OrganelleRef_PBA is a script to perform a de-novo PacBio assemblies of any organelle (chloroplast or mitochondrial genomes) using several programs.
The different steps are:
-
Search of the PacBio organelle reads by sequence homology search using BlasR with a related organelle genome. It is preferred to use an organelle sequence of the same genus or family, but if the organelle sequence coverage is high (>100X) it is possible to use organelle sequence references from the same taxonomic order.
-
Assemble of the PacBio reads using Sprai.

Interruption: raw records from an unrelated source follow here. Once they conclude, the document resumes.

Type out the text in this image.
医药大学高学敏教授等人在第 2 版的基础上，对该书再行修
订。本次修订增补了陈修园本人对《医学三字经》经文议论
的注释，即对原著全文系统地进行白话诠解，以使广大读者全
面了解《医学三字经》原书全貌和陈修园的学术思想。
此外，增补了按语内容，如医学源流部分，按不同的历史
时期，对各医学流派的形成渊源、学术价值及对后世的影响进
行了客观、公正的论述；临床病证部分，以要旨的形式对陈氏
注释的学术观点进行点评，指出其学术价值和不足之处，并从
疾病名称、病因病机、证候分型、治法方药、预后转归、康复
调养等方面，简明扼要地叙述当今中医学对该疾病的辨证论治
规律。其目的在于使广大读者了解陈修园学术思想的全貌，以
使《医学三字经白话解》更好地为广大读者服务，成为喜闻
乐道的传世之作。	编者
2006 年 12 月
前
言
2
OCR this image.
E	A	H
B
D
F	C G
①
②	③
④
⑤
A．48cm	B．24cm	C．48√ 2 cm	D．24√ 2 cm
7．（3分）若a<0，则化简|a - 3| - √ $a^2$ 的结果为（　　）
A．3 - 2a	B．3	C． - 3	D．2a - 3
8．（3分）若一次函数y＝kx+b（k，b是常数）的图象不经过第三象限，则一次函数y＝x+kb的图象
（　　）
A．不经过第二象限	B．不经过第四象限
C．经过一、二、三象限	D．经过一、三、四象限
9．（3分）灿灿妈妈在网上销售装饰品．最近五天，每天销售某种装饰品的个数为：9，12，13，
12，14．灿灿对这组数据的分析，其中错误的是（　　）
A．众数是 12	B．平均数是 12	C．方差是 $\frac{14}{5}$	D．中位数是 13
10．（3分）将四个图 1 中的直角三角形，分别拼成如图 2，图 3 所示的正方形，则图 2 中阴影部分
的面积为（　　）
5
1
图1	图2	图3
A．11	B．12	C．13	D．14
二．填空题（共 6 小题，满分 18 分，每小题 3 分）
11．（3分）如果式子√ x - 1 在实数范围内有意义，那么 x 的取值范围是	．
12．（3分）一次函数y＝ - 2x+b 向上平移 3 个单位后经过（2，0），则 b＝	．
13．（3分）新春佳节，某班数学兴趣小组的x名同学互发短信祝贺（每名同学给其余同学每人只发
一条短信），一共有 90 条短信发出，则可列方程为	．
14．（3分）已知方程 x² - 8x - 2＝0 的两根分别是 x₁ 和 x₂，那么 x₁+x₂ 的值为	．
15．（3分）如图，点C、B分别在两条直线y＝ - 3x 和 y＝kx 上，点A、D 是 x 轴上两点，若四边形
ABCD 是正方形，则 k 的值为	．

Sprai is a pipeline that uses WGS-Assembler, but that compare the reads between them before perform the assembly to take the best 20X.
-
If the fraction of the Sprai assembly is below some ratio, the script will perform a rescaffolding using the whole PacBio set. Otherwise, it will skip this step.
-
Taking the longest sequence, it will check for the origin of the organelle comparing the sequence with the reference. Additionally it will check if there are an overlapping region produced by the circularity of the organelle.
-
It will check if the repeats have been missassembled, it will break the assembly in LCS, SSC and IR and it will try to put together, removing possible missassembled fragments.
- BioPerl -- (used to process sequences)
- Seqtk -- (used to change formats fastq/fasta)
- BlastN -- (used for the assembly, find origin and check circularity)
- BlasR -- (used to get the organelle related reads)
- Samtools -- (used to process BlasR output for coverage)
- Bedtools -- (used to calculate coverage for the repeat analysis)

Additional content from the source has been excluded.